Viral infection poses a never-ending threat to human health. Readiness for a viral epidemic of unknown etiology requires broad-spectrum antiviral therapeutics and universal strategies for viral attenuation. Our laboratory has had a longstanding interest in the discovery of knowledge to enable development of approaches to treat and/or to prevent viral infection. We have used poliovirus (PV) as our primary model system to elucidate mechanisms of action of antiviral ribonucleosides with broad-spectrum potential and to reveal RNA-dependent RNA polymerase mechanism-based strategies for viral attenuation.
The combination of variation in viral genotype and cellular gene expression predicts variation in the outcomes of infection on the single-cell level in response to antiviral therapies and mechanisms of attenuation. Recently, we developed a microfluidics-based, cell-culturing, imaging and data-analysis platform that enables high-throughput, kinetic analysis of single, isolated cells infected with a PV population expressing enhanced green fluorescent protein. We observed unprecedented, between-cell variation in the onset, speed and yield of replication, as well as variation in lysis, both if and when lysis occurred.
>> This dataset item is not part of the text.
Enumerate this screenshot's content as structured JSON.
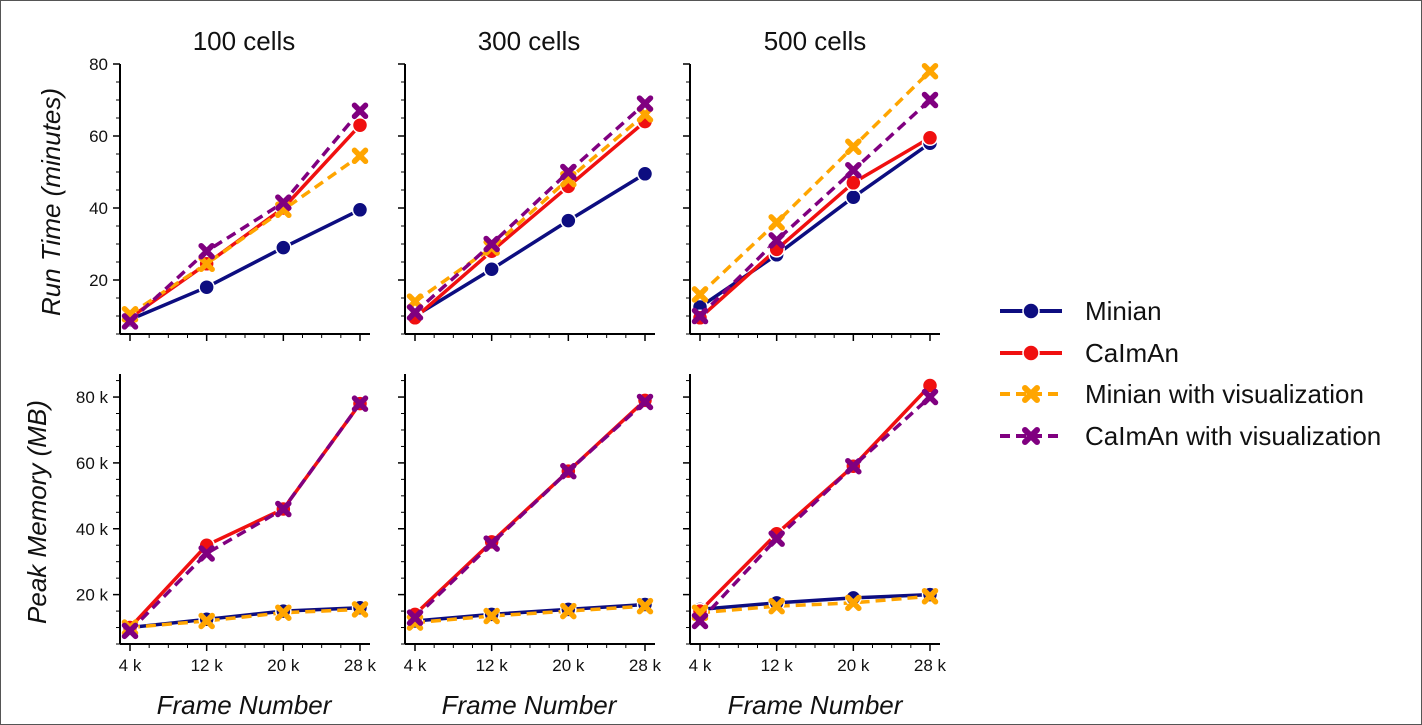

Importantly, single-cell analysis revealed the reduced capacity of a PV mutant to establish infection, in part a reflection of a delayed onset of replication. This mutant was attenuated in vivo but without defect by one-step-growth analysis. These studies and those of others demonstrate that single-cell analysis of viral infections can yield knowledge on virus biology and pathogenesis eluded by population methods.
Our current goals are as follows: Improve the efficiency of the single-cell experiment; Characterize the dynamics of PV translation and genome replication in single cells and determine the extent to which cell type influences these dynamics; Determine the extent to which the innate immune system influences the dynamics and outcomes of PV infection within and between cells.